(MELBOURNE, FL) — A pregnant Florida woman braved strong winds and potentially dangerous flooding to get to a hospital after she went into labor during Hurricane Ian.
Hanna-Kay Williams, from Melbourne — about 70 miles southeast of Orlando — started to experience contractions late Tuesday evening.
The area was already experiencing signs of the hurricane to come with fierce wind gusts and rain already coming down. Williams said she knew she was going to go into labor soon, so she, her fiancé and her mother drove through the treacherous conditions to Health First’s Holmes Regional Medical Center.
“I don’t even remember driving through the storm because I was in my own mental hurricane,” she said in a news release.
They arrived at the hospital in the early hours of Wednesday morning, but Williams’ delivery would not come quickly.
According to the release, Williams was in labor for more than 20 hours as Ian unleashed heavy rain and winds of more than 40 mph in the central part of the state.
Doctors decided a C-section was needed because Williams wasn’t fully dilated and there were signs of fetal distress, which occurs when a fetus experiences changes in heart rate or shows signs of oxygen deprivation before or during labor.
Thanks to the medical care, Williams had a healthy baby girl named Wajiha at 10:11 p.m. ET, weighing 7 pounds 13 ounces and measuring 20 inches, after the C-section.
“Her name means beautiful woman, glorious, and she was phenomenal throughout the birthing process,” Williams said.
After the difficult labor and severe weather, she said she and her family feel grateful Wajiha is doing well.
“We came out on top, we definitely did,” Williams said in the release. “I felt when she first arrived and they sat her on my lap, the first thing I said was, ‘That’s a big baby’ and then I looked at her and thought, ‘That’s my twin,’ even though I already have a fraternal twin.”
Williams said she thanks the nursing staff and everyone on the medical team for keeping her calm during the challenging childbirth.
“They made me feel like everything was going to be fine even through the hardest parts,” she said. “They gave me so much love and care and for someone who works in the medical field, I know how important that is for patients.”
After battering the southwestern coast, Hurricane Ian moved towards central Florida, bringing heavy flooding, resulting in people being rescued from homes, cars and even nursing homes.

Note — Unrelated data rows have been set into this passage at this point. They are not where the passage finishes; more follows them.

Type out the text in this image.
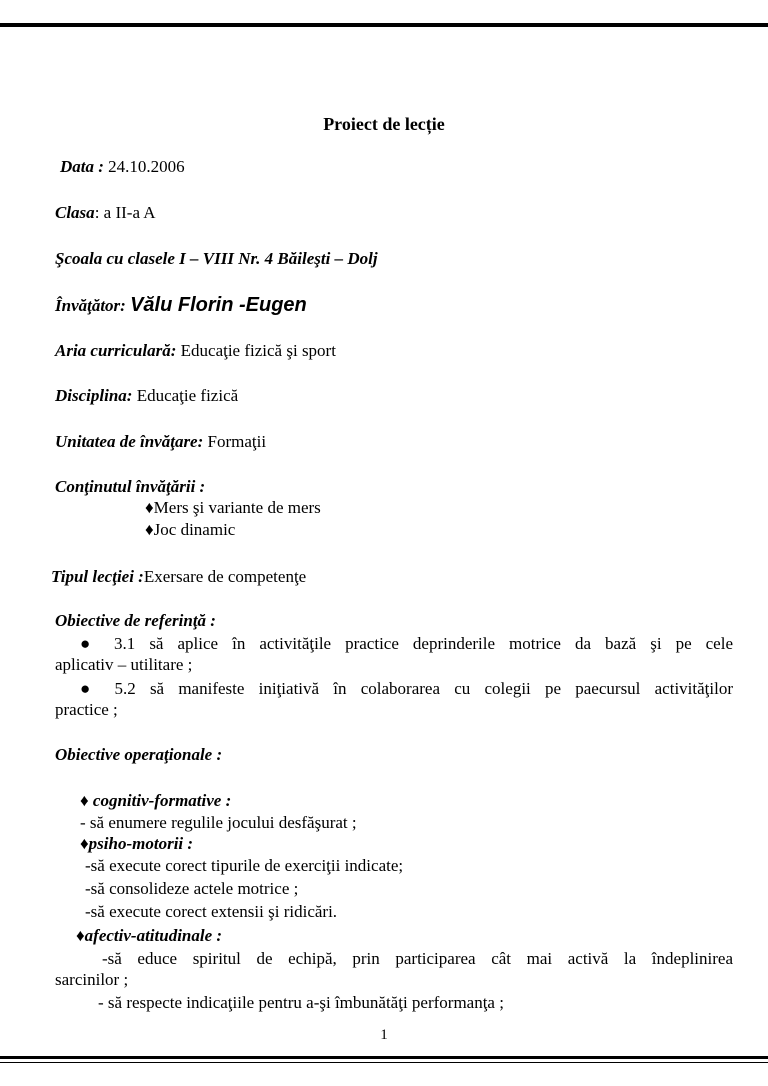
Proiect de lecție
Data : 24.10.2006
Clasa: a II-a A
Şcoala cu clasele I – VIII Nr. 4 Băileşti – Dolj
Învăţător: Vălu Florin -Eugen
Aria curriculară: Educaţie fizică şi sport
Disciplina: Educaţie fizică
Unitatea de învăţare: Formaţii
Conţinutul învăţării :
♦Mers şi variante de mers
♦Joc dinamic
Tipul lecţiei :Exersare de competenţe
Obiective de referinţă :
● 3.1 să aplice în activităţile practice deprinderile motrice da bază şi pe cele
aplicativ – utilitare ;
● 5.2 să manifeste iniţiativă în colaborarea cu colegii pe paecursul activităţilor
practice ;
Obiective operaţionale :
♦ cognitiv-formative :
- să enumere regulile jocului desfăşurat ;
♦psiho-motorii :
-să execute corect tipurile de exerciţii indicate;
-să consolideze actele motrice ;
-să execute corect extensii şi ridicări.
♦afectiv-atitudinale :
-să educe spiritul de echipă, prin participarea cât mai activă la îndeplinirea
sarcinilor ;
- să respecte indicaţiile pentru a-şi îmbunătăţi performanţa ;
1
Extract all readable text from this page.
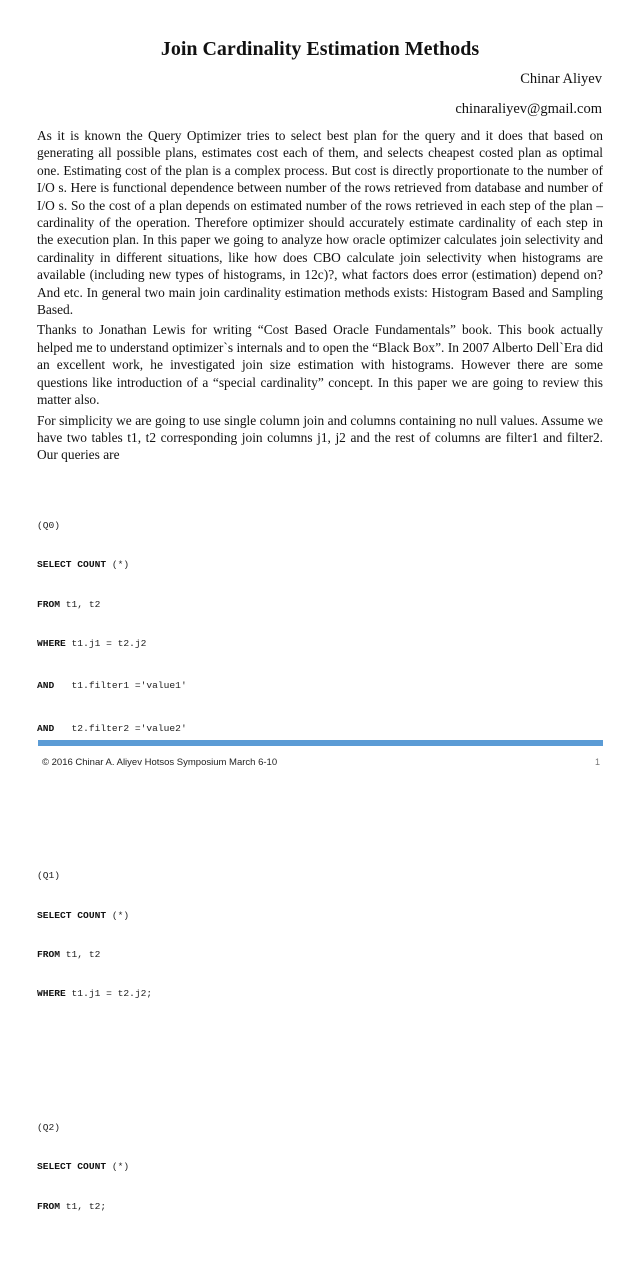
Join Cardinality Estimation Methods
Chinar Aliyev
chinaraliyev@gmail.com

As it is known the Query Optimizer tries to select best plan for the query and it does that based on generating all possible plans, estimates cost each of them, and selects cheapest costed plan as optimal one. Estimating cost of the plan is a complex process. But cost is directly proportionate to the number of I/O s. Here is functional dependence between number of the rows retrieved from database and number of I/O s. So the cost of a plan depends on estimated number of the rows retrieved in each step of the plan – cardinality of the operation. Therefore optimizer should accurately estimate cardinality of each step in the execution plan. In this paper we going to analyze how oracle optimizer calculates join selectivity and cardinality in different situations, like how does CBO calculate join selectivity when histograms are available (including new types of histograms, in 12c)?, what factors does error (estimation) depend on? And etc. In general two main join cardinality estimation methods exists: Histogram Based and Sampling Based.

Thanks to Jonathan Lewis for writing “Cost Based Oracle Fundamentals” book. This book actually helped me to understand optimizer`s internals and to open the “Black Box”. In 2007 Alberto Dell`Era did an excellent work, he investigated join size estimation with histograms. However there are some questions like introduction of a “special cardinality” concept. In this paper we are going to review this matter also.

For simplicity we are going to use single column join and columns containing no null values. Assume we have two tables t1, t2 corresponding join columns j1, j2 and the rest of columns are filter1 and filter2. Our queries are

(Q0)

SELECT COUNT (*)

FROM t1, t2

WHERE t1.j1 = t2.j2

AND   t1.filter1 ='value1'

AND   t2.filter2 ='value2'

(Q1)

SELECT COUNT (*)

FROM t1, t2

WHERE t1.j1 = t2.j2;

(Q2)

SELECT COUNT (*)

FROM t1, t2;

© 2016 Chinar A. Aliyev Hotsos Symposium March 6-10	1
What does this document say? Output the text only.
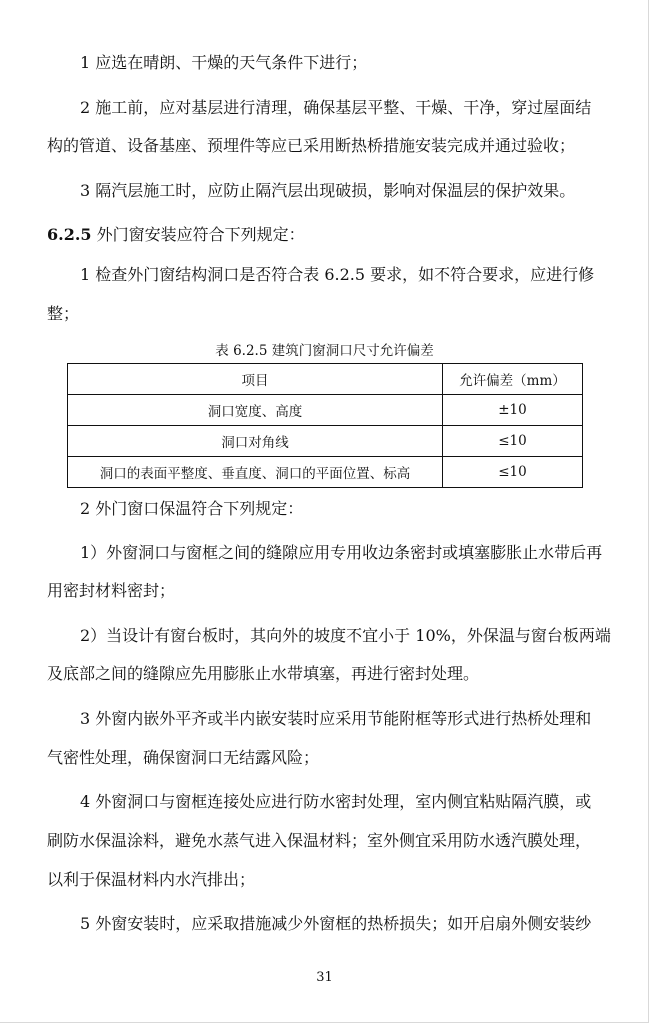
1 应选在晴朗、干燥的天气条件下进行；
2 施工前，应对基层进行清理，确保基层平整、干燥、干净，穿过屋面结
构的管道、设备基座、预埋件等应已采用断热桥措施安装完成并通过验收；
3 隔汽层施工时，应防止隔汽层出现破损，影响对保温层的保护效果。
6.2.5 外门窗安装应符合下列规定：
1 检查外门窗结构洞口是否符合表 6.2.5 要求，如不符合要求，应进行修
整；
表 6.2.5 建筑门窗洞口尺寸允许偏差
项目	允许偏差（mm）
洞口宽度、高度	±10
洞口对角线	≤10
洞口的表面平整度、垂直度、洞口的平面位置、标高	≤10
2 外门窗口保温符合下列规定：
1）外窗洞口与窗框之间的缝隙应用专用收边条密封或填塞膨胀止水带后再
用密封材料密封；
2）当设计有窗台板时，其向外的坡度不宜小于 10%，外保温与窗台板两端
及底部之间的缝隙应先用膨胀止水带填塞，再进行密封处理。
3 外窗内嵌外平齐或半内嵌安装时应采用节能附框等形式进行热桥处理和
气密性处理，确保窗洞口无结露风险；
4 外窗洞口与窗框连接处应进行防水密封处理，室内侧宜粘贴隔汽膜，或
刷防水保温涂料，避免水蒸气进入保温材料；室外侧宜采用防水透汽膜处理，
以利于保温材料内水汽排出；
5 外窗安装时，应采取措施减少外窗框的热桥损失；如开启扇外侧安装纱
31
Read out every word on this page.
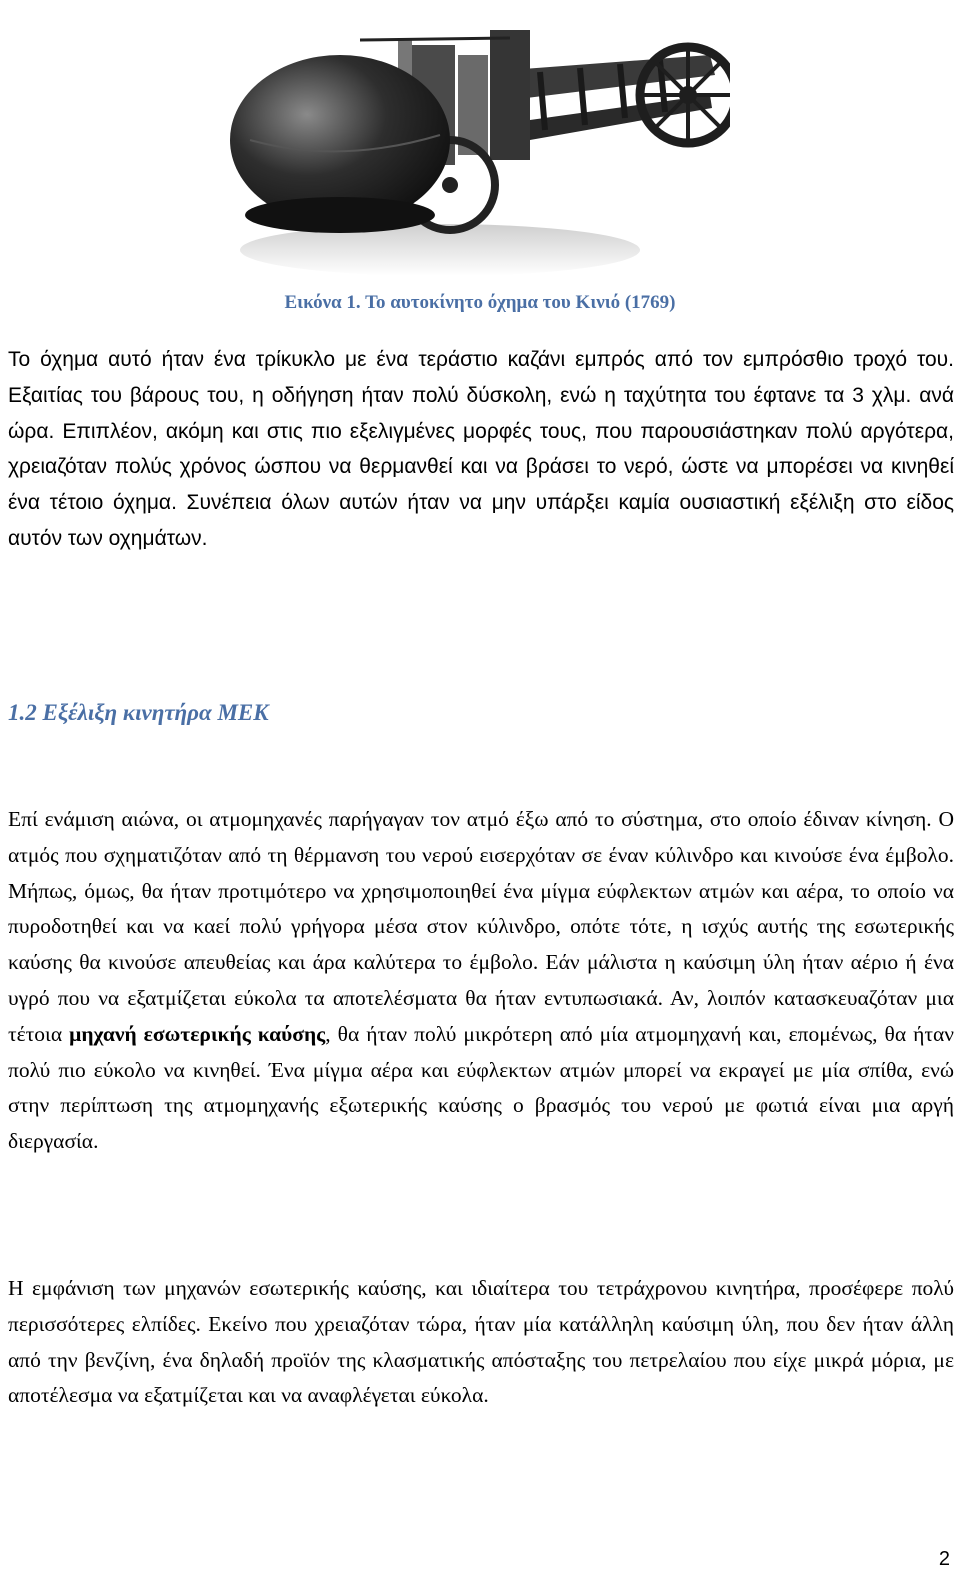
Εικόνα 1. Το αυτοκίνητο όχημα του Κινιό (1769)

Το όχημα αυτό ήταν ένα τρίκυκλο με ένα τεράστιο καζάνι εμπρός από τον εμπρόσθιο τροχό του. Εξαιτίας του βάρους του, η οδήγηση ήταν πολύ δύσκολη, ενώ η ταχύτητα του έφτανε τα 3 χλμ. ανά ώρα. Επιπλέον, ακόμη και στις πιο εξελιγμένες μορφές τους, που παρουσιάστηκαν πολύ αργότερα, χρειαζόταν πολύς χρόνος ώσπου να θερμανθεί και να βράσει το νερό, ώστε να μπορέσει να κινηθεί ένα τέτοιο όχημα. Συνέπεια όλων αυτών ήταν να μην υπάρξει καμία ουσιαστική εξέλιξη στο είδος αυτόν των οχημάτων.

1.2 Εξέλιξη κινητήρα ΜΕΚ

Επί ενάμιση αιώνα, οι ατμομηχανές παρήγαγαν τον ατμό έξω από το σύστημα, στο οποίο έδιναν κίνηση. Ο ατμός που σχηματιζόταν από τη θέρμανση του νερού εισερχόταν σε έναν κύλινδρο και κινούσε ένα έμβολο. Μήπως, όμως, θα ήταν προτιμότερο να χρησιμοποιηθεί ένα μίγμα εύφλεκτων ατμών και αέρα, το οποίο να πυροδοτηθεί και να καεί πολύ γρήγορα μέσα στον κύλινδρο, οπότε τότε, η ισχύς αυτής της εσωτερικής καύσης θα κινούσε απευθείας και άρα καλύτερα το έμβολο. Εάν μάλιστα η καύσιμη ύλη ήταν αέριο ή ένα υγρό που να εξατμίζεται εύκολα τα αποτελέσματα θα ήταν εντυπωσιακά. Αν, λοιπόν κατασκευαζόταν μια τέτοια μηχανή εσωτερικής καύσης, θα ήταν πολύ μικρότερη από μία ατμομηχανή και, επομένως, θα ήταν πολύ πιο εύκολο να κινηθεί. Ένα μίγμα αέρα και εύφλεκτων ατμών μπορεί να εκραγεί με μία σπίθα, ενώ στην περίπτωση της ατμομηχανής εξωτερικής καύσης ο βρασμός του νερού με φωτιά είναι μια αργή διεργασία.

Η εμφάνιση των μηχανών εσωτερικής καύσης, και ιδιαίτερα του τετράχρονου κινητήρα, προσέφερε πολύ περισσότερες ελπίδες. Εκείνο που χρειαζόταν τώρα, ήταν μία κατάλληλη καύσιμη ύλη, που δεν ήταν άλλη από την βενζίνη, ένα δηλαδή προϊόν της κλασματικής απόσταξης του πετρελαίου που είχε μικρά μόρια, με αποτέλεσμα να εξατμίζεται και να αναφλέγεται εύκολα.

2
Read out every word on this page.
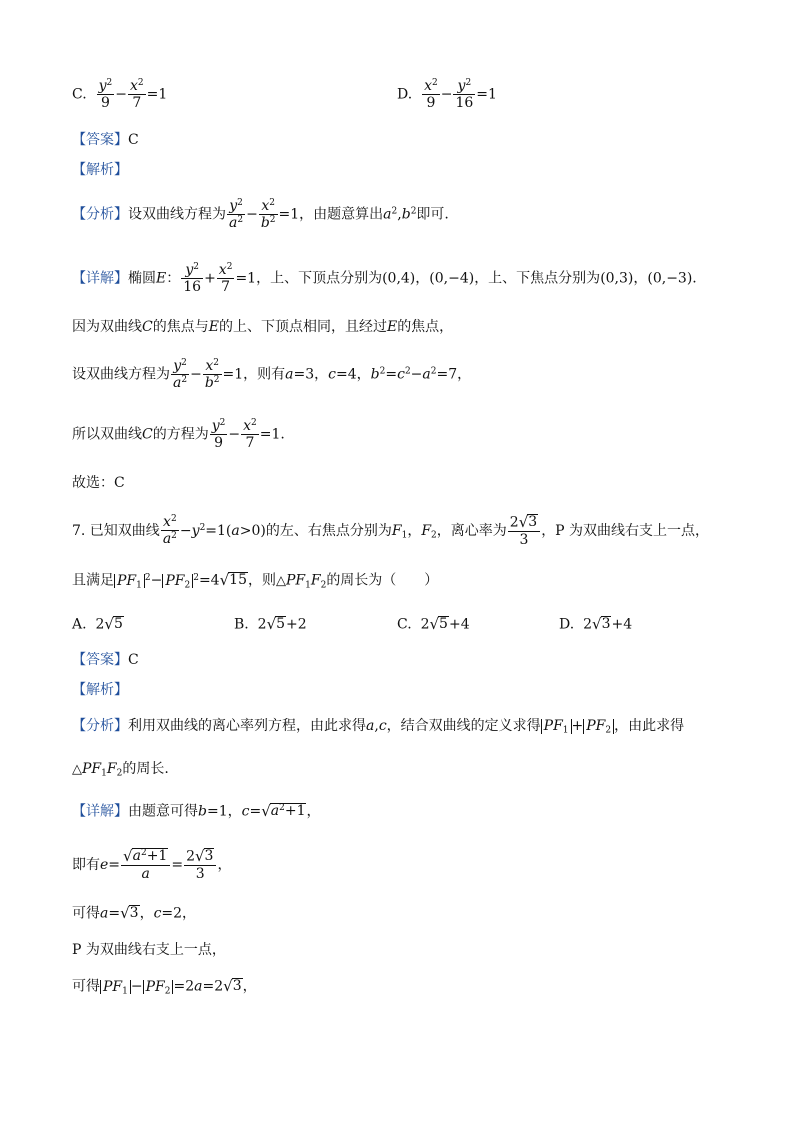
C. $\frac{y^2}{9} - \frac{x^2}{7} =1$	D. $\frac{x^2}{9} - \frac{y^2}{16} =1$
【答案】C
【解析】
【分析】设双曲线方程为 $\frac{y^2}{a^2} - \frac{x^2}{b^2} =1$，由题意算出$a^2,b^2$即可.
【详解】椭圆E： $\frac{y^2}{16} + \frac{x^2}{7} =1$，上、下顶点分别为(0,4)，(0,−4)，上、下焦点分别为(0,3)，(0,−3).
因为双曲线C的焦点与E的上、下顶点相同，且经过E的焦点，
设双曲线方程为 $\frac{y^2}{a^2} - \frac{x^2}{b^2} =1$，则有a=3，c=4，$b^2=c^2-a^2=7$，
所以双曲线C的方程为 $\frac{y^2}{9} - \frac{x^2}{7} =1$.
故选：C
7. 已知双曲线 $\frac{x^2}{a^2} -y^2=1(a>0)$的左、右焦点分别为$F_1$，$F_2$，离心率为 $\frac{2 √ 3}{3}$ ，P 为双曲线右支上一点，
且满足 $PF_1^2- PF_2^2=4$ √ 15 ，则$\triangle PF_1F_2$的周长为（　　）
A.  2 √ 5	B.  2 √ 5 +2	C.  2 √ 5 +4	D.  2 √ 3 +4
【答案】C
【解析】
【分析】利用双曲线的离心率列方程，由此求得a,c，结合双曲线的定义求得 $PF_1 + PF_2$ ，由此求得
$\triangle PF_1F_2$的周长.
【详解】由题意可得b=1，c= √ $a^2+1$ ，
即有$e= \frac{√ a^2+1}{a} = \frac{2 √ 3}{3}$ ，
可得a= √ 3 ，c=2，
P 为双曲线右支上一点，
可得 $PF_1 - PF_2 =2a=2$ √ 3 ，
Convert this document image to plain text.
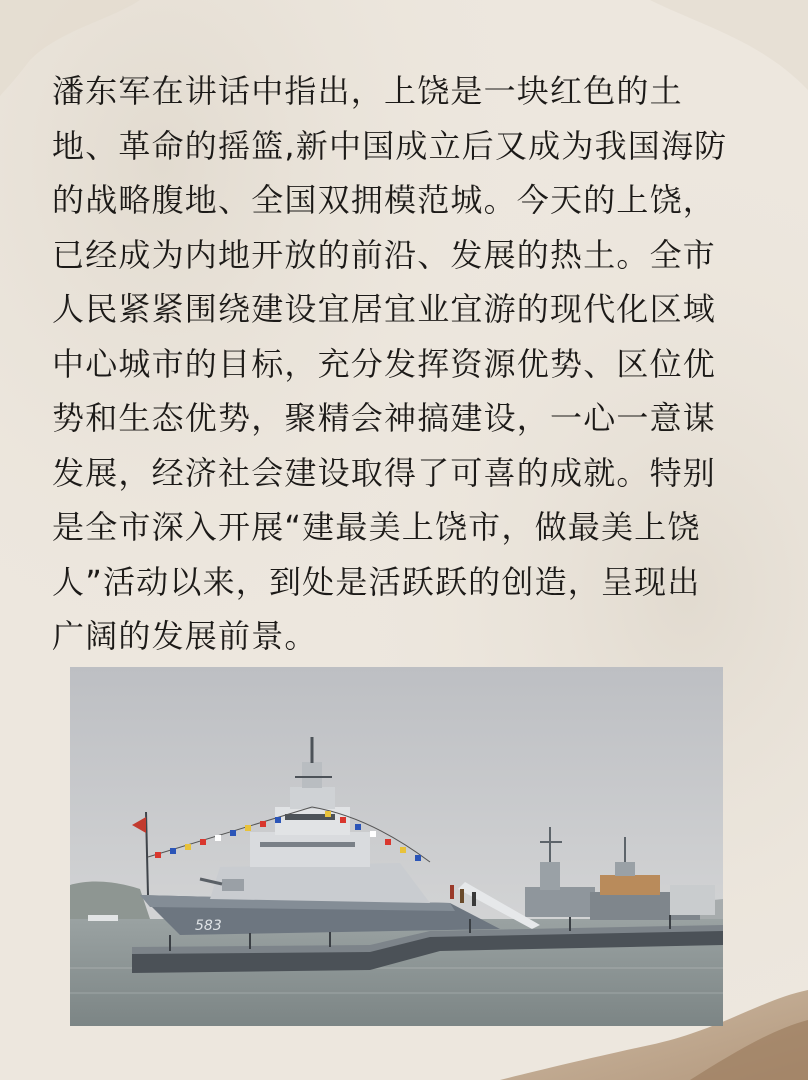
潘东军在讲话中指出，上饶是一块红色的土
地、革命的摇篮,新中国成立后又成为我国海防
的战略腹地、全国双拥模范城。今天的上饶，
已经成为内地开放的前沿、发展的热土。全市
人民紧紧围绕建设宜居宜业宜游的现代化区域
中心城市的目标，充分发挥资源优势、区位优
势和生态优势，聚精会神搞建设，一心一意谋
发展，经济社会建设取得了可喜的成就。特别
是全市深入开展“建最美上饶市，做最美上饶
人”活动以来，到处是活跃跃的创造，呈现出
广阔的发展前景。
583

In Orlando, a record rainfall of 12.5 inches was recorded in 24 hours. In New Smyrna Beach, about 50 miles northwest of Florida, 28.60 inches of rain fell in 27 hours.
During a news conference Thursday morning, Gov. Ron DeSantis said Central Florida was experiencing “a 500-year flood event.”
As of Friday afternoon, nearly 2 million people are without power in the state, including more than 600,000 across Central Florida, according to poweroutage.us.